Why, thank you! (Yes, I’m an oldest child) I absolutely loved the family metaphor that Holm used to start off her decision. Books and literature are a family–a huge fantastic one with cousins and second cousins and not-really-related-but-might-as-well-be cousins (I have lots of those) and I love how she reminds us that different kinds of books all have their merit. And yes, that line from Eleanor & Park is one of the best love lines ever.

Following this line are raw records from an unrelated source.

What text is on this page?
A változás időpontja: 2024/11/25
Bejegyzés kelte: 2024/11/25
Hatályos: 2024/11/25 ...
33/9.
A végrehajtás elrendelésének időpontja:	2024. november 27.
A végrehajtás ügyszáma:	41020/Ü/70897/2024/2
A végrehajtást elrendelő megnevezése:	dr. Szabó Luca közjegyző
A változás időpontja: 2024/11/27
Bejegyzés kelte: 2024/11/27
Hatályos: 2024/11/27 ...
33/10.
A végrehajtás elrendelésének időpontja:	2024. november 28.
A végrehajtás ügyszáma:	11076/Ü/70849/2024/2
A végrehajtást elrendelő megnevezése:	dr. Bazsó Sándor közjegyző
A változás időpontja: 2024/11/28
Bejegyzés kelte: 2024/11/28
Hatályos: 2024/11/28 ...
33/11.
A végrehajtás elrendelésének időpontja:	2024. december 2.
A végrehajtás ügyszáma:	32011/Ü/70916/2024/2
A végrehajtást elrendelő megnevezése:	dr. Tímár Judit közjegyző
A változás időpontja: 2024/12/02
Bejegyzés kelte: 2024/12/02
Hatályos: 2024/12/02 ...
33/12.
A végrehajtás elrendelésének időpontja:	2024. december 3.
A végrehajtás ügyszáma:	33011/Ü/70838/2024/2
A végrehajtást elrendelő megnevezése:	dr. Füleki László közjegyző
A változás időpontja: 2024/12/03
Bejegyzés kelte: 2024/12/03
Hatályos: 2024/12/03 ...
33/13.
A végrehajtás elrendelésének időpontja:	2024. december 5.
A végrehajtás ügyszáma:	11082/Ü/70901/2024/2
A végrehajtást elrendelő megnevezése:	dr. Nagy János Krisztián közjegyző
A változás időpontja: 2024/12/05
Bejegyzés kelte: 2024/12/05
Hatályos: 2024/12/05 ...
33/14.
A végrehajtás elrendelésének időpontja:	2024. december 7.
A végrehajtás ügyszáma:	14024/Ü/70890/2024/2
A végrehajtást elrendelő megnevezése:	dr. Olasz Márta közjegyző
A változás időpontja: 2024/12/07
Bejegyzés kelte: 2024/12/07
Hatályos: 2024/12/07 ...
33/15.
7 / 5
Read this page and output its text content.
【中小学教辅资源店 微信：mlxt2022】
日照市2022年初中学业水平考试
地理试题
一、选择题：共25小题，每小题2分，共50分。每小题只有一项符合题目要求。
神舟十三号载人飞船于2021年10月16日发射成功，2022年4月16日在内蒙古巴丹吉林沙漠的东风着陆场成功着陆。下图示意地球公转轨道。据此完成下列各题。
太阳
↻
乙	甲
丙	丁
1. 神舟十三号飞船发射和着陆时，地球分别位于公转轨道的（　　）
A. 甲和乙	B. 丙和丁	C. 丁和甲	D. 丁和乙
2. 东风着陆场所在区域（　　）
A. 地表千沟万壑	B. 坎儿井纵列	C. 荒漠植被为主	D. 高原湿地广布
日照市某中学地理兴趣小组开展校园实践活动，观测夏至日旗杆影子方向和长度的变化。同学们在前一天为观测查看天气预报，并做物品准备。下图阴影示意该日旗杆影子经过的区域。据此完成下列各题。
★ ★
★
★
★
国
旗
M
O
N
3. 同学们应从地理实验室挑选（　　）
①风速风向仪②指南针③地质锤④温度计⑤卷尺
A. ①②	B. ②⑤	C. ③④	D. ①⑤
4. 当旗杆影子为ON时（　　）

Holm, from the standpoint of a historical novelist, makes us appreciate even more the challenges that Yang faced in distilling the events of the Boxer Rebellion into a narrative. Patrick Ness touched on this as well in his decision, but one of the reasons that I think this book resonated with me so much this year was the fact that it illustrated how a specific story can illuminate huge historical events or experiences. I am a playwright and puppeteer, and storytelling is something I ponder on a daily basis. How to create fresh stories? How to communicate the horror of events and experiences to audiences? This book reminds me that the specific can also be universal and by telling a single person’s story, we can create empathy and understanding. I love that Holm talked about the technical aspects of Boxers & Saints as a graphic novel. Her gushing about the layouts, the panel design, the color palette are all aspects that we haven’t heard as much about from the other judges and I love that she gets to remind us how rich and varied the visuals in Boxers & Saints are, along with the text. And then she quotes Neil Gaiman. Perfect.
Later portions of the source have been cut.